Tempistiche e importo: quanto vale il bonus?
Per i ragazzi che affronteranno la maturità nel 2026, il bonus diventerà operativo nel 2027.
Per quanto riguarda il valore economico, la cifra non è fissa: sarà un apposito decreto ministeriale a stabilire ogni anno l’importo pro-capite, calcolandolo in base ai fondi stanziati e al numero effettivo di beneficiari. Il bonus verrà gestito tramite una piattaforma digitale dedicata, alla quale si potrà accedere tramite SPID o CIE (Carta d’Identità Elettronica).

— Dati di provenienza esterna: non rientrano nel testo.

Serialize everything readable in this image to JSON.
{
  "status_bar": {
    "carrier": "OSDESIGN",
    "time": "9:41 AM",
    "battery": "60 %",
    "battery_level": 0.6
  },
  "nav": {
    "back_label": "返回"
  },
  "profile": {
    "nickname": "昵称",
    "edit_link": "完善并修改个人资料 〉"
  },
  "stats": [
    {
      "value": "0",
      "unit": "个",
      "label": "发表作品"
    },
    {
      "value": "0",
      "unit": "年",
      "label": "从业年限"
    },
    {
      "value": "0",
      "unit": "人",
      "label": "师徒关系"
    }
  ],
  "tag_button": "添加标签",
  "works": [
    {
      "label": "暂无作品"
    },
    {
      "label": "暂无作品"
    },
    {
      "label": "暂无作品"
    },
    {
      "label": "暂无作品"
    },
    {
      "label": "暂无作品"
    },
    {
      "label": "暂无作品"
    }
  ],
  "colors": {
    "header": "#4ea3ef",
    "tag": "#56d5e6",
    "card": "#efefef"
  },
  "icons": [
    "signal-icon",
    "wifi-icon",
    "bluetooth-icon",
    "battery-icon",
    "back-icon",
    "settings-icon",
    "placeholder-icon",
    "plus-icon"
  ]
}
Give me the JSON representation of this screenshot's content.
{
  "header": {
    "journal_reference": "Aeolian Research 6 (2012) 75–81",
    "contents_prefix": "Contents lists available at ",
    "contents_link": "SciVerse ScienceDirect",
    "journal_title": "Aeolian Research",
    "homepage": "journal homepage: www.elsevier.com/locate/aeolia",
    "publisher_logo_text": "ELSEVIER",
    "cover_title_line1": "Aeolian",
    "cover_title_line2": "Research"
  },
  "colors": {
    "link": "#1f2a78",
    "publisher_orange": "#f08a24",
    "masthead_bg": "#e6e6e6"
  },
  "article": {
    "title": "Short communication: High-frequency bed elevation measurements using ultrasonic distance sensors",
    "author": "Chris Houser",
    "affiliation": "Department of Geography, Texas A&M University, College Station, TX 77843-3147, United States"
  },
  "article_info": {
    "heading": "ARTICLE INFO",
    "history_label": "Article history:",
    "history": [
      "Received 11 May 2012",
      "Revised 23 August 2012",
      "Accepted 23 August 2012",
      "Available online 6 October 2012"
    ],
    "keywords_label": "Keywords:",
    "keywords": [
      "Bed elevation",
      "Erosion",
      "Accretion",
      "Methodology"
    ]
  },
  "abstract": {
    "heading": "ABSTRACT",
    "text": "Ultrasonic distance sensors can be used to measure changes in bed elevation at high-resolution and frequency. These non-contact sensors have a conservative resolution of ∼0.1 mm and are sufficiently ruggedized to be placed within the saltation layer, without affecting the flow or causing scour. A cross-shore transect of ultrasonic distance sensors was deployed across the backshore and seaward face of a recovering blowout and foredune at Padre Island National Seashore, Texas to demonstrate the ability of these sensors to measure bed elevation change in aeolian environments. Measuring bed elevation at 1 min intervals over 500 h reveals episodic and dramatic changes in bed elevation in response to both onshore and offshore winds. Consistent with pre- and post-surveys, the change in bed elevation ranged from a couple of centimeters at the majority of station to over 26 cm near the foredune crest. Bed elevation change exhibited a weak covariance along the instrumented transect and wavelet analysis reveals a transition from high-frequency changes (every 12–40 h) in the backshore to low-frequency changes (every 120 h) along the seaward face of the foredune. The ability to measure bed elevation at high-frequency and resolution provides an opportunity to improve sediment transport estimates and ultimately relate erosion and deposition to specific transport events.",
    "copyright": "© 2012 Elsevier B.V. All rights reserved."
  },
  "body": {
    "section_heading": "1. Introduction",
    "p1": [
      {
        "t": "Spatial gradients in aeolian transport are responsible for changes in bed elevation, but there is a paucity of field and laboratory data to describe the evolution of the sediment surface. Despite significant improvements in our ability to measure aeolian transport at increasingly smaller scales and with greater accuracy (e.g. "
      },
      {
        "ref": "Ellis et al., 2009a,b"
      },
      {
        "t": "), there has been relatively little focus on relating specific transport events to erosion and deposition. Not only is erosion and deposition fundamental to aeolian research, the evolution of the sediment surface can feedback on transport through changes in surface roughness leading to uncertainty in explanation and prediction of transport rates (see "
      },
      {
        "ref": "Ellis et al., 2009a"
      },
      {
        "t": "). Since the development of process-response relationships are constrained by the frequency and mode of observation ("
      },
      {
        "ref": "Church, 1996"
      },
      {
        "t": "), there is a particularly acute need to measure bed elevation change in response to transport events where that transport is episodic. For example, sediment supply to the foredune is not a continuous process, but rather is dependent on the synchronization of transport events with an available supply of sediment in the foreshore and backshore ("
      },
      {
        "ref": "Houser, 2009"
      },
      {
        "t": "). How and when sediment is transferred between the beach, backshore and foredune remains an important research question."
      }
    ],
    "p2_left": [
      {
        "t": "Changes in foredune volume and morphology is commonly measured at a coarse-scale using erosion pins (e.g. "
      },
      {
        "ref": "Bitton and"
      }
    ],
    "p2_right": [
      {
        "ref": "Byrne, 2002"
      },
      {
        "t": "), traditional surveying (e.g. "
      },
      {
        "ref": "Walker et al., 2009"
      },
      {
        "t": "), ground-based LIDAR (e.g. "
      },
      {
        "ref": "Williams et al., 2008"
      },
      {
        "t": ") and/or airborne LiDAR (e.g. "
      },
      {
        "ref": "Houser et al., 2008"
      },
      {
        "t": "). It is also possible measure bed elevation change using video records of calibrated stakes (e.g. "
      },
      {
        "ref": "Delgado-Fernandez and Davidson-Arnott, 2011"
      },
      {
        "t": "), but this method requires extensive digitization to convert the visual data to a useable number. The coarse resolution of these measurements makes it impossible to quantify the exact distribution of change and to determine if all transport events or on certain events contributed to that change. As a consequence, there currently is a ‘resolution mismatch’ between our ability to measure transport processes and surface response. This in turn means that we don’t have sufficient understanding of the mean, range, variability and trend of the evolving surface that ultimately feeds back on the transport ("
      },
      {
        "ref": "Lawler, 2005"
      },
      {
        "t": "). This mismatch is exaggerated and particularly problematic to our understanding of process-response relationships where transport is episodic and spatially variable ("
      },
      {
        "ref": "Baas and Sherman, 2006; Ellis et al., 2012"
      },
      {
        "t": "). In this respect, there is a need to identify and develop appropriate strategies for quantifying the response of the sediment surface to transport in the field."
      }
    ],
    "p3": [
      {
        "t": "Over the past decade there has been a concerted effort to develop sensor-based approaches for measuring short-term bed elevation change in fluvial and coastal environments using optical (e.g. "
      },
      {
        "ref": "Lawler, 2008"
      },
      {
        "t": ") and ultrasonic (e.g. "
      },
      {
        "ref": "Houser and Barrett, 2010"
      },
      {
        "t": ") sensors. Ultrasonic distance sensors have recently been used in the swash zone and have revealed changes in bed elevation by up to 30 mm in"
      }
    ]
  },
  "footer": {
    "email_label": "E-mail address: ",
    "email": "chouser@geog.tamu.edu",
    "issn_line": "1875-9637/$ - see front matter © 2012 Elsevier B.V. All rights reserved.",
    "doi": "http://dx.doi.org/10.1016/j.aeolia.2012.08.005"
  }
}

Un supporto neutro per le famiglie
Un dettaglio tecnico fondamentale per i genitori: la Carta Valore è un credito personale e nominativo. Non concorre alla formazione del reddito e non influisce sul calcolo dell’ISEE familiare. Si tratta di un aiuto netto che non produce effetti fiscali collaterali, garantendo massima serenità nella fruizione.